Senin 06 Mar 2023 06:55 WIB

Uganda Buat Perahu Wisata dari Daur Ulang Sampah

Proyek ini dijalankan sebagai tanggapan atas berton-ton sampah plastik di danau.

Rep: Dwina Agustin/ Red: Nidia Zuraya
Sampah plastik, ilustrasi. Uganda membuat perahu wisata dari bahan daur ulang sampah plastik.
Sampah plastik, ilustrasi. Uganda membuat perahu wisata dari bahan daur ulang sampah plastik.
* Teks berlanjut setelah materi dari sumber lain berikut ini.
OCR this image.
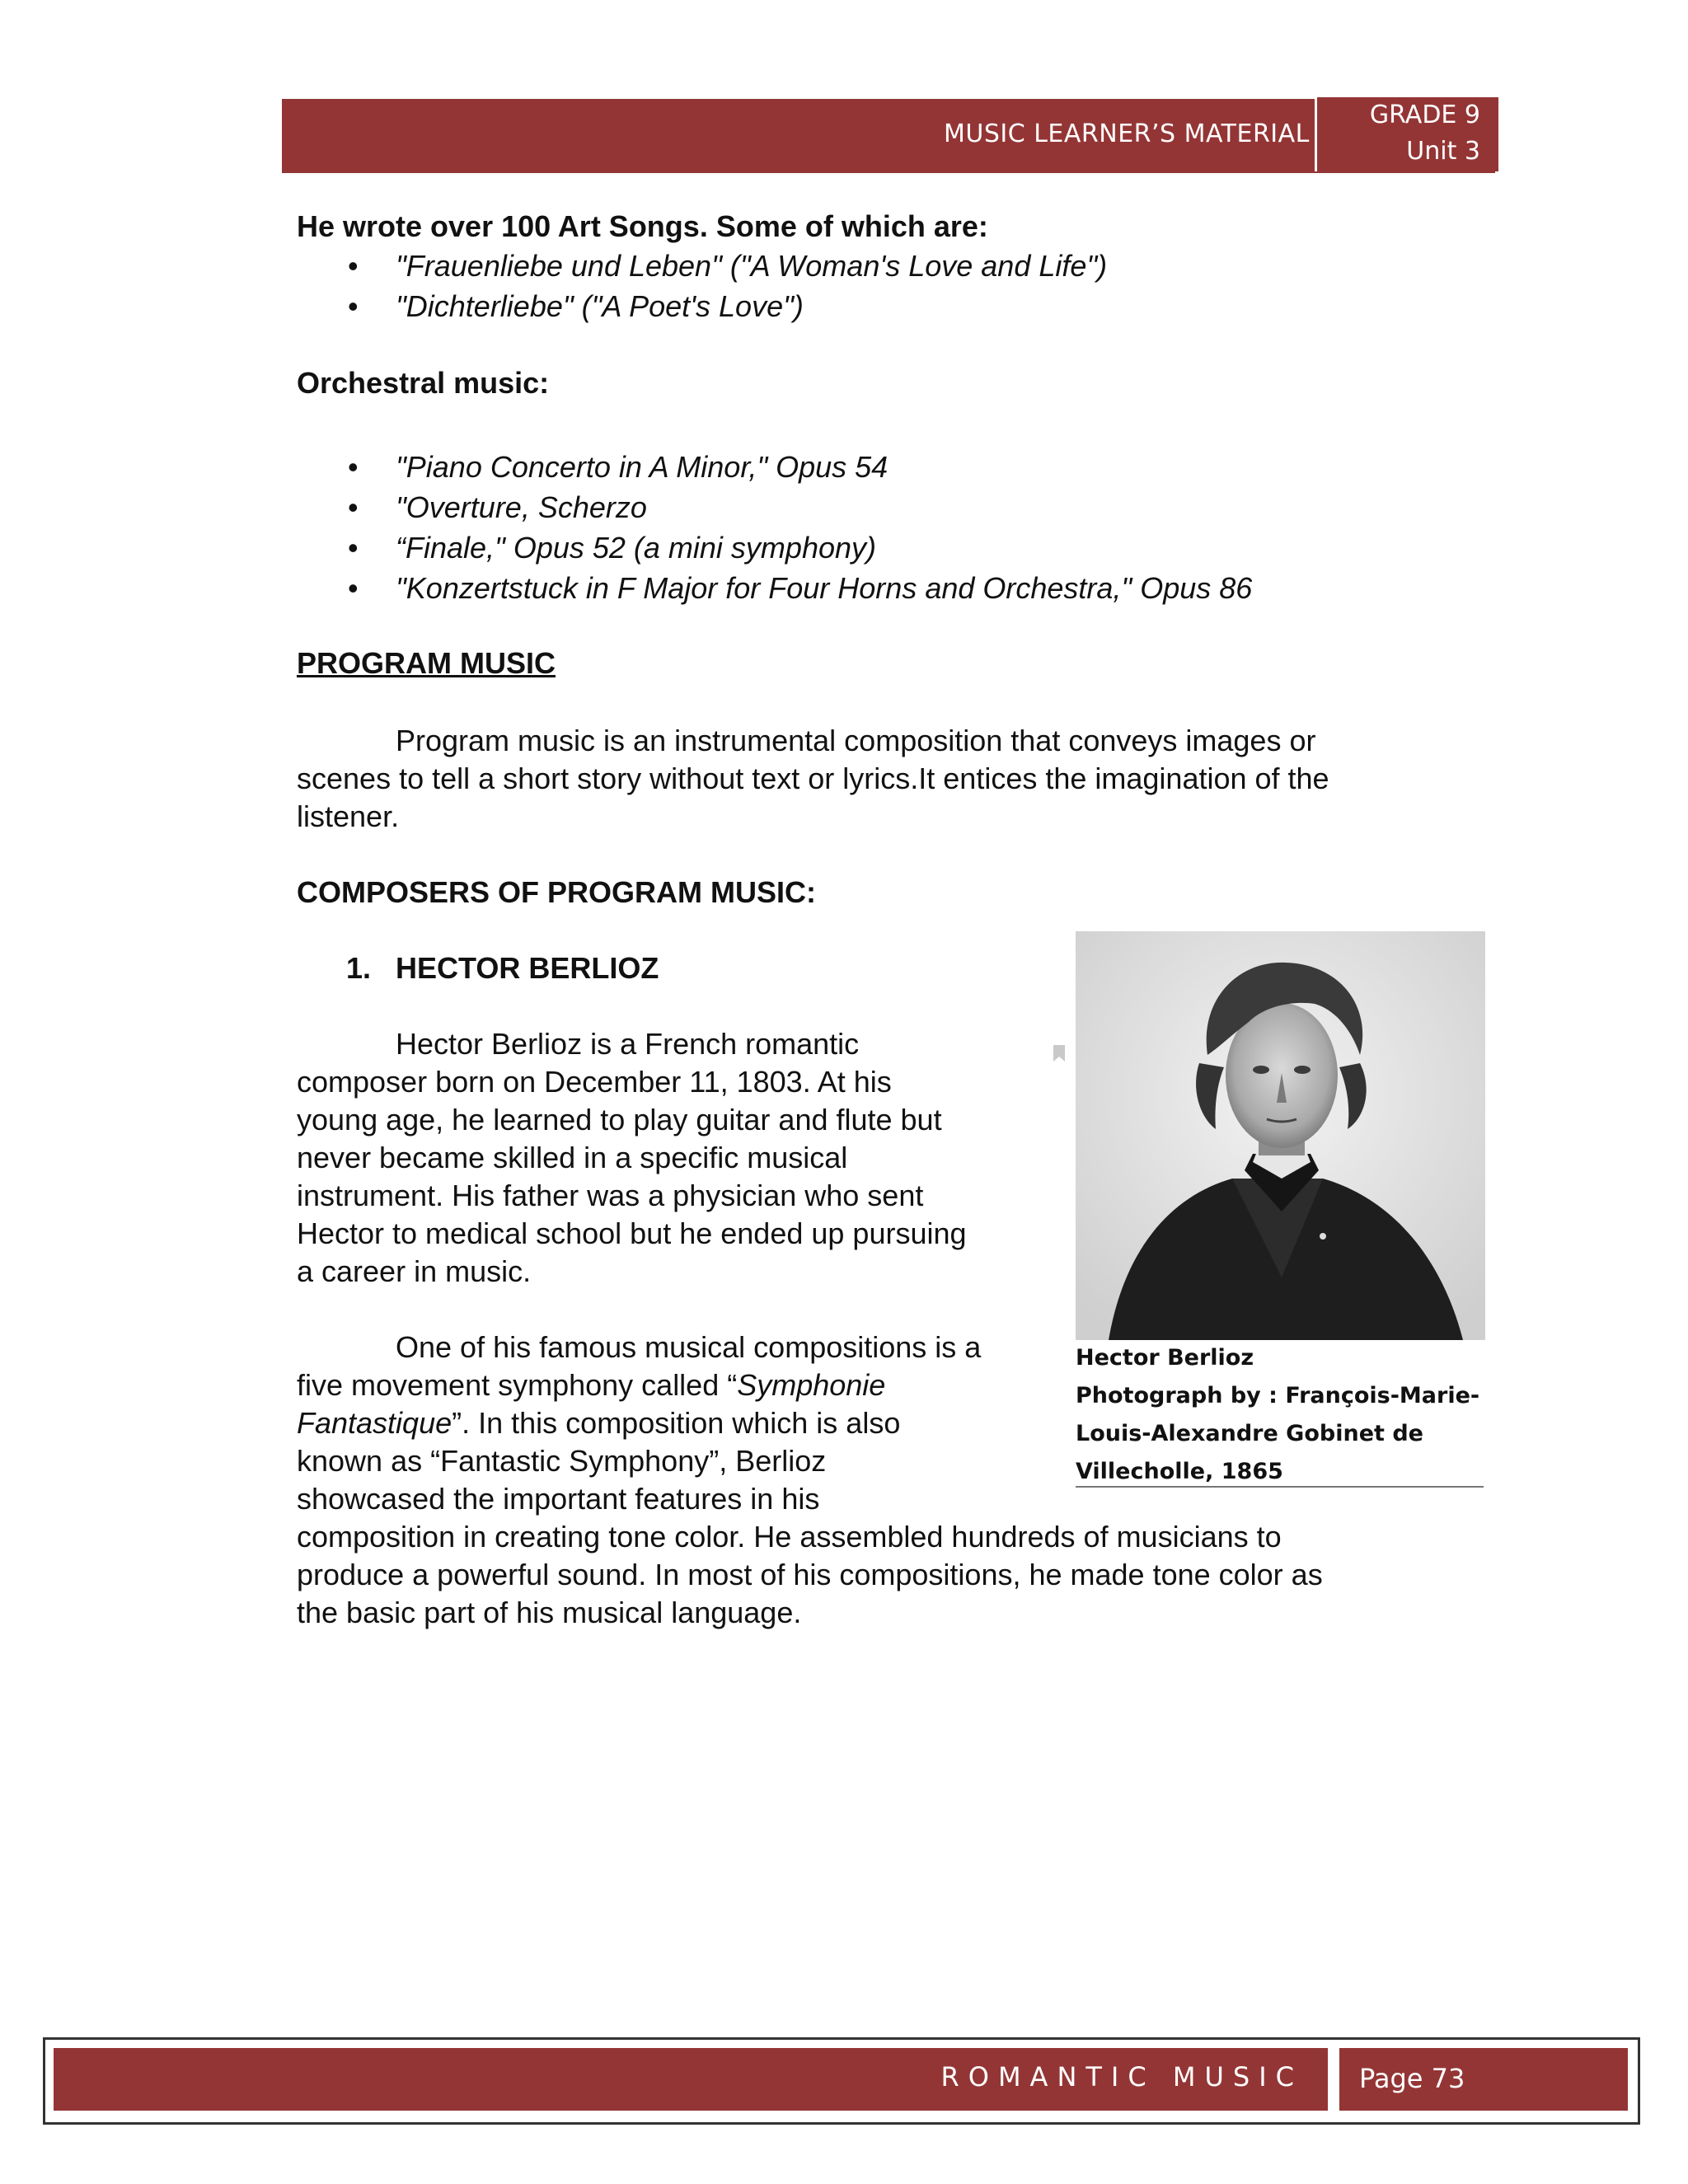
MUSIC LEARNER’S MATERIAL
GRADE 9
Unit 3
He wrote over 100 Art Songs. Some of which are:
• "Frauenliebe und Leben" ("A Woman's Love and Life")
• "Dichterliebe" ("A Poet's Love")
Orchestral music:
• "Piano Concerto in A Minor," Opus 54
• "Overture, Scherzo
• “Finale," Opus 52 (a mini symphony)
• "Konzertstuck in F Major for Four Horns and Orchestra," Opus 86
PROGRAM MUSIC
Program music is an instrumental composition that conveys images or
scenes to tell a short story without text or lyrics.It entices the imagination of the
listener.
COMPOSERS OF PROGRAM MUSIC:
1. HECTOR BERLIOZ
Hector Berlioz is a French romantic
composer born on December 11, 1803. At his
young age, he learned to play guitar and flute but
never became skilled in a specific musical
instrument. His father was a physician who sent
Hector to medical school but he ended up pursuing
a career in music.
One of his famous musical compositions is a
five movement symphony called “Symphonie
Fantastique”. In this composition which is also
known as “Fantastic Symphony”, Berlioz
showcased the important features in his
composition in creating tone color. He assembled hundreds of musicians to
produce a powerful sound. In most of his compositions, he made tone color as
the basic part of his musical language.
Hector Berlioz
Photograph by : François-Marie-
Louis-Alexandre Gobinet de
Villecholle, 1865
ROMANTIC MUSIC Page 73
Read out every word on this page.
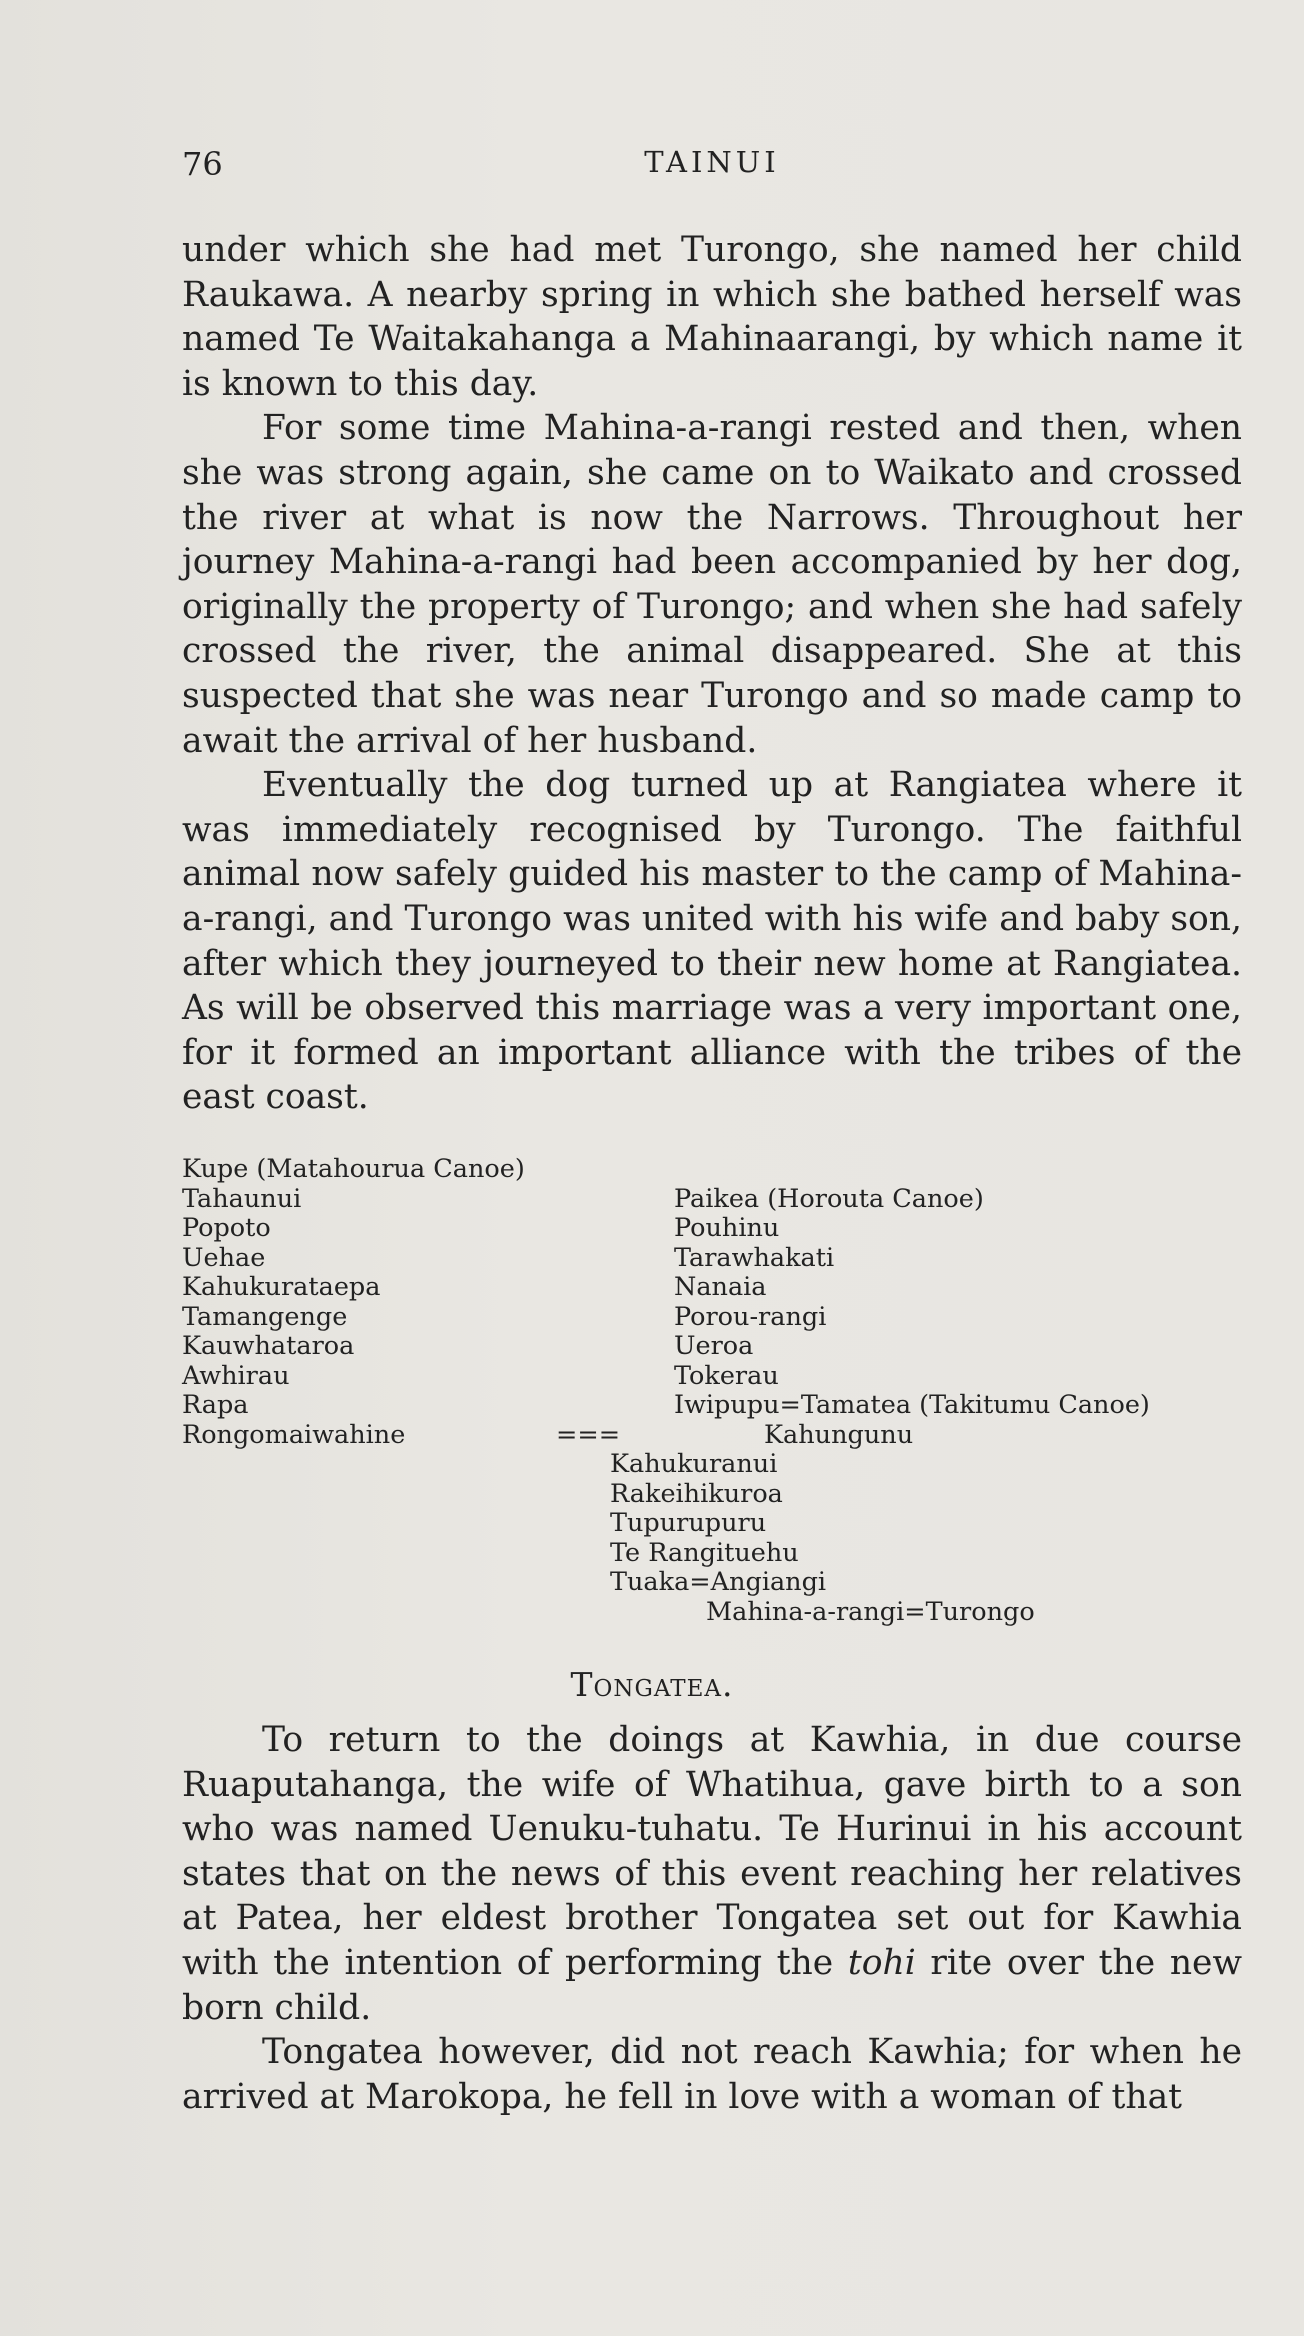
76	TAINUI

under which she had met Turongo, she named her child Raukawa. A nearby spring in which she bathed herself was named Te Waitakahanga a Mahinaarangi, by which name it is known to this day.

For some time Mahina-a-rangi rested and then, when she was strong again, she came on to Waikato and crossed the river at what is now the Narrows. Throughout her journey Mahina-a-rangi had been accompanied by her dog, originally the property of Turongo; and when she had safely crossed the river, the animal disappeared. She at this suspected that she was near Turongo and so made camp to await the arrival of her husband.

Eventually the dog turned up at Rangiatea where it was immediately recognised by Turongo. The faithful animal now safely guided his master to the camp of Mahina-a-rangi, and Turongo was united with his wife and baby son, after which they journeyed to their new home at Rangiatea. As will be observed this marriage was a very important one, for it formed an important alliance with the tribes of the east coast.

Kupe (Matahourua Canoe)
Tahaunui
Popoto
Uehae
Kahukurataepa
Tamangenge
Kauwhataroa
Awhirau
Rapa
Rongomaiwahine
Paikea (Horouta Canoe)
Pouhinu
Tarawhakati
Nanaia
Porou-rangi
Ueroa
Tokerau
Iwipupu=Tamatea (Takitumu Canoe)
===	Kahungunu
Kahukuranui
Rakeihikuroa
Tupurupuru
Te Rangituehu
Tuaka=Angiangi
Mahina-a-rangi=Turongo
Tongatea.

To return to the doings at Kawhia, in due course Ruaputahanga, the wife of Whatihua, gave birth to a son who was named Uenuku-tuhatu. Te Hurinui in his account states that on the news of this event reaching her relatives at Patea, her eldest brother Tongatea set out for Kawhia with the intention of performing the tohi rite over the new born child.

Tongatea however, did not reach Kawhia; for when he arrived at Marokopa, he fell in love with a woman of that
REPUBLIKA.CO.ID, LUZIRA -- Tumbuhan berbunga muncul secara ajaib dari perahu Danau Victoria, memberikan suasana rindang yang memikat banyak pengunjung. Perahu ini sebenarnya terbuat dari bahan daur ulang sampah.

Daya tarik awal menjadi lebih menarik ketika wisatawan ke Uganda mengetahui bahwa tanaman hijau muncul dari proyek tersebut. Perahu yang berbentuk seperti pulau kecil ini menggunakan ribuan botol plastik bertatahkan tanah dan bisa perahu lain pun belabuh.

Baca Juga

Mantan pemandu wisata James Kateeba mulai membangun perahu pada 2017. Proyek ini dijalankan sebagai tanggapan atas berton-ton sampah plastik yang dia lihat di danau setelah hujan lebat.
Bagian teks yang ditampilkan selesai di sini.